The dollar is the official currency of the Republic of Liberia. However, the U.S. dollar is used alongside the Liberian dollar as an unofficial, but more stable, currency. As all modern dollar currencies, the Liberian dollar is decimalised and comprised of 100 cents. The current Liberian dollar was introduced in 1982 and is currently issued by the Central Bank of Liberia.
The first Liberian dollar was introduced in 1847. It was pegged on par to the U.S. dollar until 1907 when the dollar was replaced by the British West African pound. The British West African pound was pegged to the British pound sterling. In 1935, this currency was replaced by the U.S. dollar as the official currency of the country. In 1982, the Liberian dollar was reintroduced as the official currency, but the U.S. dollar continues to be used in transactions large and small. When the civil war erupted in 1990, new banknotes were issued to replace notes looted from Liberian banks. This effectively created two separate Liberian currencies with the old notes being used in separatist areas and the new notes used in government-held areas.

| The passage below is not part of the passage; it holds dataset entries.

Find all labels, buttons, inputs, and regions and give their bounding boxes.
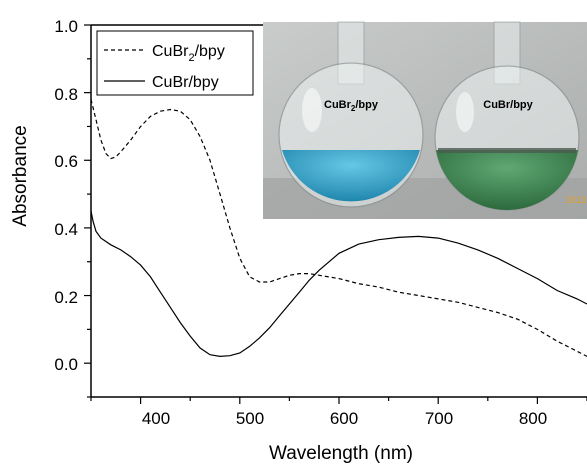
flask-right-liquid bbox=[436, 150, 578, 211]
inset-photo: CuBr2/bpy CuBr/bpy 2013 bbox=[263, 21, 587, 219]
legend-entry-cubr-bpy: CuBr/bpy bbox=[152, 74, 219, 91]
x-tick-label: 400 bbox=[142, 409, 170, 428]
x-tick-label: 500 bbox=[236, 409, 264, 428]
flask-left: CuBr2/bpy bbox=[278, 21, 424, 208]
y-tick-labels: 0.0 0.2 0.4 0.6 0.8 1.0 bbox=[54, 17, 78, 374]
y-tick-label: 0.6 bbox=[54, 152, 78, 171]
series-layer bbox=[91, 99, 587, 358]
legend-box bbox=[96, 30, 254, 96]
legend-text-subscript: 2 bbox=[188, 52, 194, 64]
series-line-cubr-bpy bbox=[91, 210, 587, 358]
legend-text-tail: /bpy bbox=[195, 43, 225, 60]
flask-left-label: CuBr2/bpy bbox=[324, 99, 379, 113]
series-line-cubr2-bpy bbox=[91, 99, 587, 357]
flask-left-liquid bbox=[282, 150, 420, 202]
flask-left-highlight bbox=[302, 88, 322, 132]
x-tick-label: 700 bbox=[425, 409, 453, 428]
x-tick-label: 600 bbox=[330, 409, 358, 428]
x-axis-title: Wavelength (nm) bbox=[269, 443, 413, 464]
legend-text-main: CuBr bbox=[152, 43, 189, 60]
y-tick-label: 1.0 bbox=[54, 17, 78, 36]
x-tick-label: 800 bbox=[519, 409, 547, 428]
flask-left-label-tail: /bpy bbox=[355, 99, 378, 111]
flask-left-label-main: CuBr bbox=[324, 99, 352, 111]
y-axis-title: Absorbance bbox=[10, 125, 31, 226]
x-tick-labels: 400 500 600 700 800 bbox=[142, 409, 547, 428]
flask-right: CuBr/bpy bbox=[434, 21, 580, 211]
legend: CuBr2/bpy CuBr/bpy bbox=[96, 30, 254, 96]
flask-right-surface-film bbox=[438, 148, 576, 153]
flask-left-label-subscript: 2 bbox=[351, 104, 356, 113]
y-tick-label: 0.2 bbox=[54, 288, 78, 307]
legend-entry-cubr2-bpy: CuBr2/bpy bbox=[152, 43, 225, 64]
y-tick-label: 0.0 bbox=[54, 355, 78, 374]
y-tick-label: 0.4 bbox=[54, 220, 78, 239]
y-tick-label: 0.8 bbox=[54, 85, 78, 104]
flask-right-highlight bbox=[456, 92, 474, 132]
flask-right-label: CuBr/bpy bbox=[483, 99, 533, 111]
ticks-layer bbox=[84, 24, 587, 404]
photo-date-stamp: 2013 bbox=[566, 195, 586, 205]
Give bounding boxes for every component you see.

The Central Bank of Liberia was established in 1999, and it began operating in 2000. The new central bank replaced the National Bank of Liberia as the currency issuing authority of the country. The objective of the Central Bank of Liberia is to maintain price stability and purchasing power of the dollar, promote the nation’s economy and facilitate both financial and capital markets through the manipulation of credit and financial conditions.
Liberia is known for being a poor, war-torn country with one of the highest unemployment rates in the world. It is estimated that the formal unemployment rate is as high as 85 percent. The Liberian GDP is only A$889 million, and the per capita GDP of just over $206 is the third-lowest worldwide. During the Liberian civil war, which ended in 2004, the GDP of the country dropped by over 90 percent. When the war ended in 2003, the economy began a slow recovery ranging from 4.6 percent to 9.4 percent annually. Much of the growth in the economy is due to increased timber, rubber and iron ore exports. The economy of Liberia is often hindered by trade restrictions due to the alleged funding of Sierra Leone paramilitary groups. However, many large corporations have invested in Liberia, including Firestone Tire and Rubber Company, Sime Darby, BHP Billiton and ArcelorMittal.